Some are born daft, some become daft and others have daftness forced upon them. I am not sure what category I fall into but it must be one of the three. You see, I do not particularly like going up ladders. That does not stop me from going up them. At my old house I would occasionally climb up the ladder to clean the gutters. The alternative was to pay a tradesman to do same. I was not going to let a fear of going up ladders cause me to fork out money so I grit my teeth and did the job myself.
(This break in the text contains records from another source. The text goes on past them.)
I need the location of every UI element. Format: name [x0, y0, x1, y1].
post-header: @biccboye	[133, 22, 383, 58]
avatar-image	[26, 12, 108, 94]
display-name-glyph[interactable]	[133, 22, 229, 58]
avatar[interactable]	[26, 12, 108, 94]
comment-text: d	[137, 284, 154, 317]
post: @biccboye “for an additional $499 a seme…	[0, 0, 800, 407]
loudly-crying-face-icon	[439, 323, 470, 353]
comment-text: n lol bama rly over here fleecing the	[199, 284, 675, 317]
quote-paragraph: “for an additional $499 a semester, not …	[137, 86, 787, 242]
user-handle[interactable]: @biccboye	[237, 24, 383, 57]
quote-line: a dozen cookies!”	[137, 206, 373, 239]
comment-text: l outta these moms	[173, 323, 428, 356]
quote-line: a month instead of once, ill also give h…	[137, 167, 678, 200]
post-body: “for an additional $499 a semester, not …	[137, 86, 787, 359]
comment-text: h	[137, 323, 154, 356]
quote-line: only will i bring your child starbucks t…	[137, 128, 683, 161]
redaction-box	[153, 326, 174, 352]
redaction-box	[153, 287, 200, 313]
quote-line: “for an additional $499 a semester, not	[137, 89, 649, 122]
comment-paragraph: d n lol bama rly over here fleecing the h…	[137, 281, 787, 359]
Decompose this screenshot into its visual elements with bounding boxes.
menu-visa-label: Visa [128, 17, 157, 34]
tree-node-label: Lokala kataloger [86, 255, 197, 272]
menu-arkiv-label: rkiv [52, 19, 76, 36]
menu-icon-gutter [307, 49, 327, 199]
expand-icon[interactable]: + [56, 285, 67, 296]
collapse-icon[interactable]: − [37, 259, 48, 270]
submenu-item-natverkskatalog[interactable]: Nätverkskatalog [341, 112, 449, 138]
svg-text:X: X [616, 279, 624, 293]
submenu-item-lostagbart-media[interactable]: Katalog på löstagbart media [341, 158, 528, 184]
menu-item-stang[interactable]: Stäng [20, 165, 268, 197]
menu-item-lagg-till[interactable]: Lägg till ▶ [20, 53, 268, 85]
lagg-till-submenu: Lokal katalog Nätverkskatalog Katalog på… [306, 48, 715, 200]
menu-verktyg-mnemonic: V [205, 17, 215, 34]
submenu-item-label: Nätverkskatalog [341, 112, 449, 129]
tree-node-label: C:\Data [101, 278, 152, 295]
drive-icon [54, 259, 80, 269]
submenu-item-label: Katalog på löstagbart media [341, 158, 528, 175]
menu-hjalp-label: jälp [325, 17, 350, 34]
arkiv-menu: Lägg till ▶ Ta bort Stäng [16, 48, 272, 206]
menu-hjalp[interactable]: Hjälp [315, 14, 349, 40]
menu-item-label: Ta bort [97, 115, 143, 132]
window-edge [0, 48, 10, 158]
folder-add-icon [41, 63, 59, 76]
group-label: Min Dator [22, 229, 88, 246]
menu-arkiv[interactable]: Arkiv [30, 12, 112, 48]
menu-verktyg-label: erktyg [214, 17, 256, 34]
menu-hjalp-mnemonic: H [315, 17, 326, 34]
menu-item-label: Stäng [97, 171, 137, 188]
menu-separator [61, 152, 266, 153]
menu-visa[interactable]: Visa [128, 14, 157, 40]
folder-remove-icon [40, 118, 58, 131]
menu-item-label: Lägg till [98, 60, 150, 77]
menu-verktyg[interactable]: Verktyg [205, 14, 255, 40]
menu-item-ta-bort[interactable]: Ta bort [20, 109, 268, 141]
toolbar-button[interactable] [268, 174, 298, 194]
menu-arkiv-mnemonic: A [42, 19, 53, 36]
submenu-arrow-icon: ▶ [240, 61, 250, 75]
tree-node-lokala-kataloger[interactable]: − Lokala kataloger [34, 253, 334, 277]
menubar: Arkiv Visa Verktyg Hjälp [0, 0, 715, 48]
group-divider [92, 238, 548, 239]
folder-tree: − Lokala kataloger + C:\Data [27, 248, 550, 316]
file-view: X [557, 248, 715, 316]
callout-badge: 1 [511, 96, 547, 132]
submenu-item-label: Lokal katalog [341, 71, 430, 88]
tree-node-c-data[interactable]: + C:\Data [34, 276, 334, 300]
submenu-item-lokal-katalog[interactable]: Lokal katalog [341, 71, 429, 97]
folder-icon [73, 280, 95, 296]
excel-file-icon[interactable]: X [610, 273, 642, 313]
One of the reasons why I chose to relocate to the area I am now resident in was the glorious coastline. The Levant Mine (a National Trust property) is one mile (that is 1.61 kilometres Derek) from my flat. From there the is the most magnificent walk to Cape Cornwall. Along this stretch of coastline there are situated the iconic Crown Mines. There is a good path down to these. This path however narrows after this and is extremely perilous. The path becomes very narrow about 12 inches (that is 305 millimetres Derek) at one point. At the edge it drops right down to the rocks and sea many feet below. As you can well see in the image there is a wide ledge at the end of it. As you can imagine, this perilous path is regarded as a challenge to the teenage youth around-about who dare each other to venture out. A Swiss lady I met on one of my walks was most definite in her opinion that the authorities should fence the path off as dangerous. Thus it was on a subsequent evening I stupidly decided to challenge myself. As this article and image attests, I made it there and back without falling. Had I have fallen my executors would be organising my funeral around this time.
I cannot say the experience was pleasant and I will not be repeating it. My stupidity however brought forth the memory of my late mother’s warning to me as a child never to attempt to jump the Strid.
In the Yorkshire Dales at Bolton Abbey on the River Wharfe there is a pleasant riverside walk leads upstream through woods to the Strid, a notorious stretch of water where the Wharfe is forced into a deep and narrow channel.
At its narrowest point the Strid is only about six feet wide, and foolhardy visitors have in the past tried to jump across the roaring chasm. Failure is invariably fatal, however, as there is no recorded incidence of anyone having survived a fall into the thundering waters of the Strid – which mercilessly sucks its victims into the underwater caves and eroded tunnels which lie hidden underneath each side of the rocky channel.
Needless to say, the Strid is an extremely dangerous place, and visitors should take care to keep a safe distance from the edge, with children and animals being kept firmly under control.
I never attempted to jump and will never do so. On reflection however, I think my mother would have given me the same advice regarding the ledge at the Crown Mines.